Hey Baby!

Starting a new blog is hard. I have lots of ideas and topics that I would like to talk about but I think maybe I’ll just start at the beginning. One day I peed on a stick…

12 week scan where tiny spawn is all healthy and lovely.

I have always wanted to be a mum, since I was a little kid, it was just one of those things that I knew I wanted, its not the same for everyone else, I know that, and by the way, it is totally okay to know the exact opposite too, people need to get off that whole ‘you’ll change your mind’ bull crap, but I couldn’t imagine not being someones mum, one day. That day happened on the 17th January 2015… my period was a few days late, my boobs were really sore, which was new… and more suspiciously… I really didn’t fancy a glass of wine. IMAGINE THAT. Yeah, something was different, the difference was that a tiny human had started growing in my uterus. Thanks to ClearBlue, it turns out I actually became pregnant sometime around my work christmas party and the start of the booziest 4 weeks of the year. whoops. So… heading downstairs to tell Tom, who may as well have been Ghandi, he was calm as a cucumber (although he did have the flu so it’s quite possible he thought this was some kind of hallucination), I was the one that was freaking out.
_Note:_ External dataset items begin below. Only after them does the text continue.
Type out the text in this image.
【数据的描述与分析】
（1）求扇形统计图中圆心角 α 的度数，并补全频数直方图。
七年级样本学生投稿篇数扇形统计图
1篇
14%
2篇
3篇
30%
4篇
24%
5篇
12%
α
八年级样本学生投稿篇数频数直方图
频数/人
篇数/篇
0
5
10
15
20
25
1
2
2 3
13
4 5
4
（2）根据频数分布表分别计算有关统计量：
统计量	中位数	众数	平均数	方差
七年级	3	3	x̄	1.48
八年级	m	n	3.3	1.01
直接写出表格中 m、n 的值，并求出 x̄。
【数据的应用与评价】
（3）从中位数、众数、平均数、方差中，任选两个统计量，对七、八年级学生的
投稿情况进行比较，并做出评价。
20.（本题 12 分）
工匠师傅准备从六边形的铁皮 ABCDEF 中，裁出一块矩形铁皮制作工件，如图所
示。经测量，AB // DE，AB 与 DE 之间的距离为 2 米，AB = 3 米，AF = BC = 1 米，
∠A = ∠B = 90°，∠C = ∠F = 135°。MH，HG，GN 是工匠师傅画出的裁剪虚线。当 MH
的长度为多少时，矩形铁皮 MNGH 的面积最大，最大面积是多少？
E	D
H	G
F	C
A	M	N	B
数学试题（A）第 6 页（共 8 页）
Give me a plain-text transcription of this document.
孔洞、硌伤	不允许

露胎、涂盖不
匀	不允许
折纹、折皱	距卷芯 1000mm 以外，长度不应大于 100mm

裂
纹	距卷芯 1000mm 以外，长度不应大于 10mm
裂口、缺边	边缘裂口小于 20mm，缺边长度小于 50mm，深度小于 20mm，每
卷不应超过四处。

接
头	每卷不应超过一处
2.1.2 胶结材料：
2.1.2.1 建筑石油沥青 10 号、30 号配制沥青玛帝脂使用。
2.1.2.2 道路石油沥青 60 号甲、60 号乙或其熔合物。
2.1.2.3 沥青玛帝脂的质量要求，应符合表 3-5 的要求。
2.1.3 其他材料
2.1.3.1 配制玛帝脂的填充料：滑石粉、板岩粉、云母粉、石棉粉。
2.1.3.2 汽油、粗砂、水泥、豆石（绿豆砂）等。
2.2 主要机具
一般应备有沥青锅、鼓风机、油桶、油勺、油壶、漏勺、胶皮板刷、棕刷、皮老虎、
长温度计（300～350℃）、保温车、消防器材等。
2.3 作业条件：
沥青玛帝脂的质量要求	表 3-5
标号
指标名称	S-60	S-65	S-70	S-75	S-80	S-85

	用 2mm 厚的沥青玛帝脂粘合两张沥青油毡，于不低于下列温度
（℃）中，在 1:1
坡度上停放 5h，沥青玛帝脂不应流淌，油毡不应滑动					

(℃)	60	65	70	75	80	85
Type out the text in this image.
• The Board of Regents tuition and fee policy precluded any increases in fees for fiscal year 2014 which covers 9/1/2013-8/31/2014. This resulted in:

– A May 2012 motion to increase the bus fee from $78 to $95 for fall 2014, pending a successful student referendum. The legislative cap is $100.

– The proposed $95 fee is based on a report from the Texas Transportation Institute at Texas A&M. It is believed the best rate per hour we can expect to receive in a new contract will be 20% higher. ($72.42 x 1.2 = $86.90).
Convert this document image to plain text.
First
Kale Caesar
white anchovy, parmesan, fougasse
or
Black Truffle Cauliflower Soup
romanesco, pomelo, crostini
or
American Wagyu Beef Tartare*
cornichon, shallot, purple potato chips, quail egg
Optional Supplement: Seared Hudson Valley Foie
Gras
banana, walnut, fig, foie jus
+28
As mentioned, I had always wanted to be a mama, always, never a doubt in my mind, so why was I freaking out, I was 32, in a long term relationship with someone that I knew would be an amazing dad, we had talked about having kids, so why? I still don’t know, I was terrified and excited at the same time, I felt guilty for getting pregnant so easily, I was scared to tell my mum, but wanted to tell her so badly. I was worried about what people would think and I was scared I’d be a terrible mother. That I was already a terrible mother given the aforementioned four weeks of Boozemas, New Booze Eve and Booze Day. All this lasted about 3 hours, by that evening, unable to tell anyone my news and a sick boyfriend at home, I left the house to meet up with friends feeling a mixture of disbelief and excitement, this was it, I was going to be somebody’s mum, I got this.